Хотелось прежде всего как-нибудь осторожно, деликатно предостеречь саму Эмеренц, но она после того дня явно меня избегала. Даже на нашем скромном уличном пятачке ухитрялась исчезать, как невидимка. Вообще мало кто мог с ней потягаться по части конспирации: тоже одно из ее непревзойденных достоинств. Наконец в страстную пятницу, встав раньше обычного, чтобы еще на кладбище успеть перед церковью, я с ней все-таки столкнулась. Огромной березовой метлой махала она у наших ворот, пожелав мне при моем появлении опустить в кружку побольше на радость сборщикам: в такой день вдвойне небось полагается? Боясь, что опять рассержусь и даже помолиться не смогу, я поспешила прочь с покорнейшей просьбой хоть в страстную пятницу не донимать меня своими циничными замечаниями. Крестные муки — все-таки трагедия, и посмотри она ее на сцене, не удержалась бы от слез. Охотно и за нее пожертвую, если таково ее желание, только пусть не дразнит хотя бы. А по окончании работы не сочтет за труд приготовить нам фруктовый суп; сливы на кухне на буфете. Глянув на меня, Эмеренц протянула мне вместо ответа метлу: не хочу ли помочь? Уж если Христа иду поминать, в самый раз хорошенько умаяться, потрудясь перед тем. Метла ведь не перышко, да и палка не для белоручек. Потому что оплакивать Иисуса только причастные к физическому труду имеют право. Отворотясь, прошмыгнула я мимо к автобусу. Все грустноблагоговейное настроение этого утра улетучилось. Ну что она ко мне пристает, эта женщина?
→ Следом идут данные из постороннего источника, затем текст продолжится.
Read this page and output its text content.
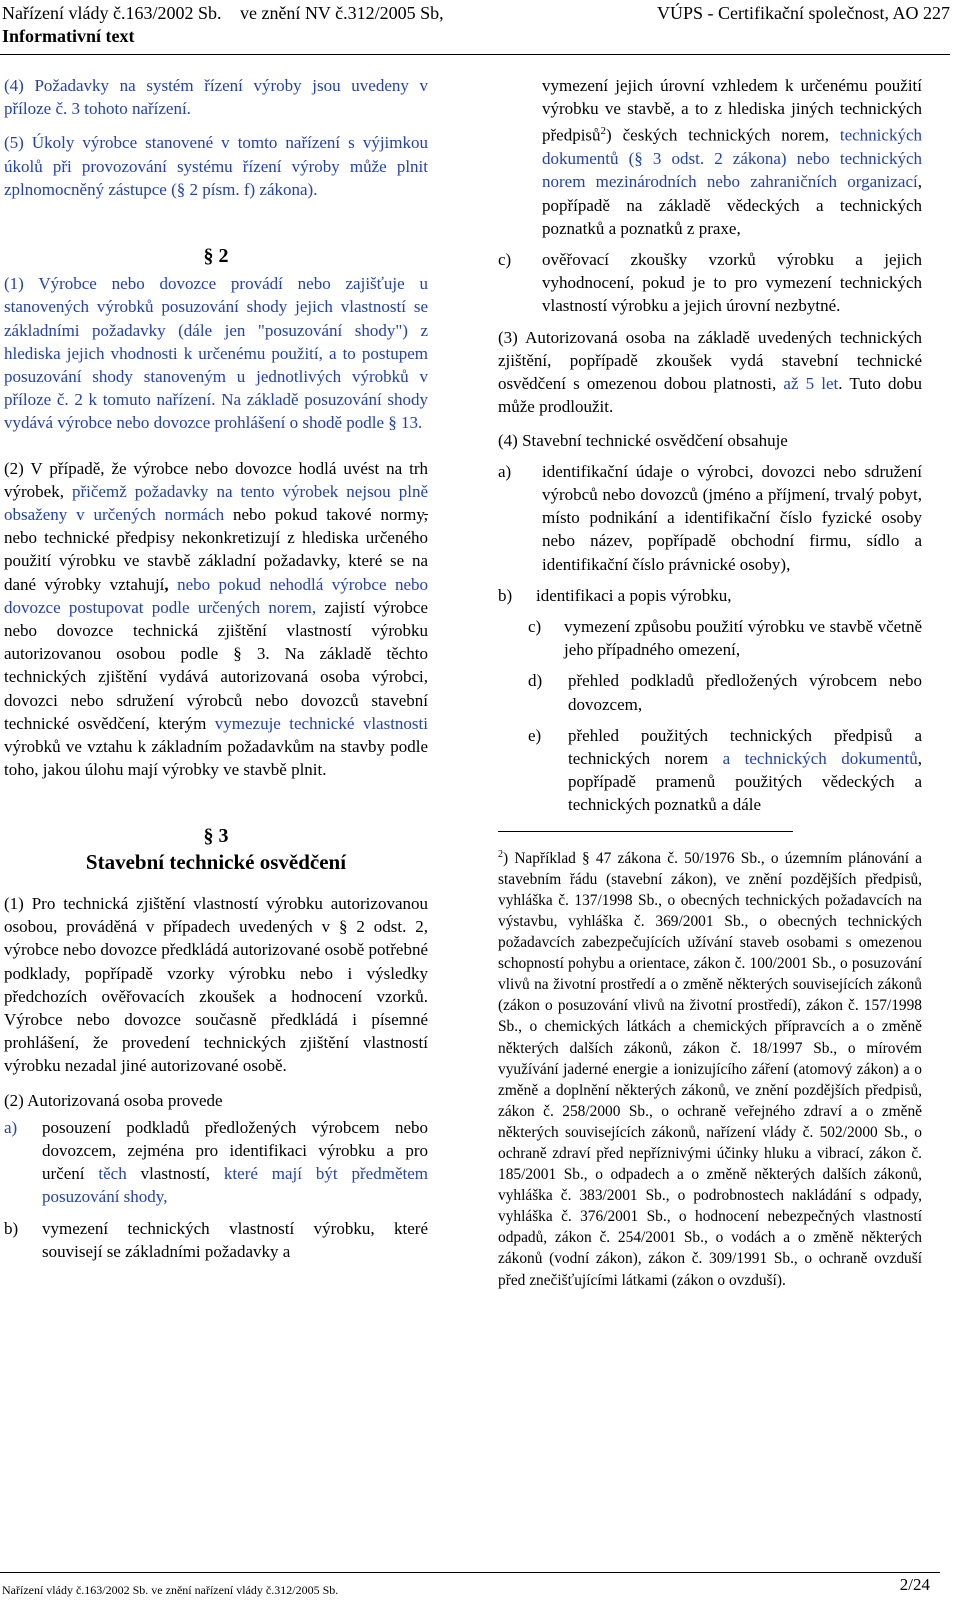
Nařízení vlády č.163/2002 Sb. ve znění NV č.312/2005 Sb,	VÚPS - Certifikační společnost, AO 227
Informativní text

(4) Požadavky na systém řízení výroby jsou uvedeny v příloze č. 3 tohoto nařízení.

(5) Úkoly výrobce stanovené v tomto nařízení s výjimkou úkolů při provozování systému řízení výroby může plnit zplnomocněný zástupce (§ 2 písm. f) zákona).

§ 2

(1) Výrobce nebo dovozce provádí nebo zajišťuje u stanovených výrobků posuzování shody jejich vlastností se základními požadavky (dále jen "posuzování shody") z hlediska jejich vhodnosti k určenému použití, a to postupem posuzování shody stanoveným u jednotlivých výrobků v příloze č. 2 k tomuto nařízení. Na základě posuzování shody vydává výrobce nebo dovozce prohlášení o shodě podle § 13.

(2) V případě, že výrobce nebo dovozce hodlá uvést na trh výrobek, přičemž požadavky na tento výrobek nejsou plně obsaženy v určených normách nebo pokud takové normy, nebo technické předpisy nekonkretizují z hlediska určeného použití výrobku ve stavbě základní požadavky, které se na dané výrobky vztahují, nebo pokud nehodlá výrobce nebo dovozce postupovat podle určených norem, zajistí výrobce nebo dovozce technická zjištění vlastností výrobku autorizovanou osobou podle § 3. Na základě těchto technických zjištění vydává autorizovaná osoba výrobci, dovozci nebo sdružení výrobců nebo dovozců stavební technické osvědčení, kterým vymezuje technické vlastnosti výrobků ve vztahu k základním požadavkům na stavby podle toho, jakou úlohu mají výrobky ve stavbě plnit.

§ 3

Stavební technické osvědčení

(1) Pro technická zjištění vlastností výrobku autorizovanou osobou, prováděná v případech uvedených v § 2 odst. 2, výrobce nebo dovozce předkládá autorizované osobě potřebné podklady, popřípadě vzorky výrobku nebo i výsledky předchozích ověřovacích zkoušek a hodnocení vzorků. Výrobce nebo dovozce současně předkládá i písemné prohlášení, že provedení technických zjištění vlastností výrobku nezadal jiné autorizované osobě.

(2) Autorizovaná osoba provede

a)	posouzení podkladů předložených výrobcem nebo dovozcem, zejména pro identifikaci výrobku a pro určení těch vlastností, které mají být předmětem posuzování shody,
b)	vymezení technických vlastností výrobku, které souvisejí se základními požadavky a
vymezení jejich úrovní vzhledem k určenému použití výrobku ve stavbě, a to z hlediska jiných technických předpisů$^2$) českých technických norem, technických dokumentů (§ 3 odst. 2 zákona) nebo technických norem mezinárodních nebo zahraničních organizací, popřípadě na základě vědeckých a technických poznatků a poznatků z praxe,
c)	ověřovací zkoušky vzorků výrobku a jejich vyhodnocení, pokud je to pro vymezení technických vlastností výrobku a jejich úrovní nezbytné.

(3) Autorizovaná osoba na základě uvedených technických zjištění, popřípadě zkoušek vydá stavební technické osvědčení s omezenou dobou platnosti, až 5 let. Tuto dobu může prodloužit.

(4) Stavební technické osvědčení obsahuje

a)	identifikační údaje o výrobci, dovozci nebo sdružení výrobců nebo dovozců (jméno a příjmení, trvalý pobyt, místo podnikání a identifikační číslo fyzické osoby nebo název, popřípadě obchodní firmu, sídlo a identifikační číslo právnické osoby),
b)	identifikaci a popis výrobku,
c)	vymezení způsobu použití výrobku ve stavbě včetně jeho případného omezení,
d)	přehled podkladů předložených výrobcem nebo dovozcem,
e)	přehled použitých technických předpisů a technických norem a technických dokumentů, popřípadě pramenů použitých vědeckých a technických poznatků a dále

$^2$) Například § 47 zákona č. 50/1976 Sb., o územním plánování a stavebním řádu (stavební zákon), ve znění pozdějších předpisů, vyhláška č. 137/1998 Sb., o obecných technických požadavcích na výstavbu, vyhláška č. 369/2001 Sb., o obecných technických požadavcích zabezpečujících užívání staveb osobami s omezenou schopností pohybu a orientace, zákon č. 100/2001 Sb., o posuzování vlivů na životní prostředí a o změně některých souvisejících zákonů (zákon o posuzování vlivů na životní prostředí), zákon č. 157/1998 Sb., o chemických látkách a chemických přípravcích a o změně některých dalších zákonů, zákon č. 18/1997 Sb., o mírovém využívání jaderné energie a ionizujícího záření (atomový zákon) a o změně a doplnění některých zákonů, ve znění pozdějších předpisů, zákon č. 258/2000 Sb., o ochraně veřejného zdraví a o změně některých souvisejících zákonů, nařízení vlády č. 502/2000 Sb., o ochraně zdraví před nepříznivými účinky hluku a vibrací, zákon č. 185/2001 Sb., o odpadech a o změně některých dalších zákonů, vyhláška č. 383/2001 Sb., o podrobnostech nakládání s odpady, vyhláška č. 376/2001 Sb., o hodnocení nebezpečných vlastností odpadů, zákon č. 254/2001 Sb., o vodách a o změně některých zákonů (vodní zákon), zákon č. 309/1991 Sb., o ochraně ovzduší před znečišťujícími látkami (zákon o ovzduší).

Nařízení vlády č.163/2002 Sb. ve znění nařízení vlády č.312/2005 Sb.	2/24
Как не совестно из-за какой-то несправедливо распределенной посылки христианское вероисповедание ниспровергать — со всем его прошлым, со всеми достойными заветами?
«Компенсируется. Компенсация — вот что такое эти ехидные подковырки», — думала я, сама в то же время понимая, что это неправда, никакая не компенсация, все сложнее, драматичнее. Эмеренц великодушная, добрая, щедрая; пусть на словах Бога отрицает, зато делами славит, и все, о чем мне приходится постоянно себе напоминать, для нее, с ее склонностью к самопожертвованию, органично, спонтанно. Доброта ее естественна; а я только приучила, заставляю себя соблюдать определенные нравственные нормы. И она и впрямь еще в один прекрасный день докажет мне, сама того не сознавая и даже слов таких не зная, что вся моя христианская якобы вера — лишь своего рода буддизм, мертвый традиционализм, и так называемая мораль — тоже от самодисциплины, и дом мой, знания мои, семья — только плоды упражнения, постоянного самообучения… Смятенные, противоречивые мысли одолевали меня в ту страстную пятницу.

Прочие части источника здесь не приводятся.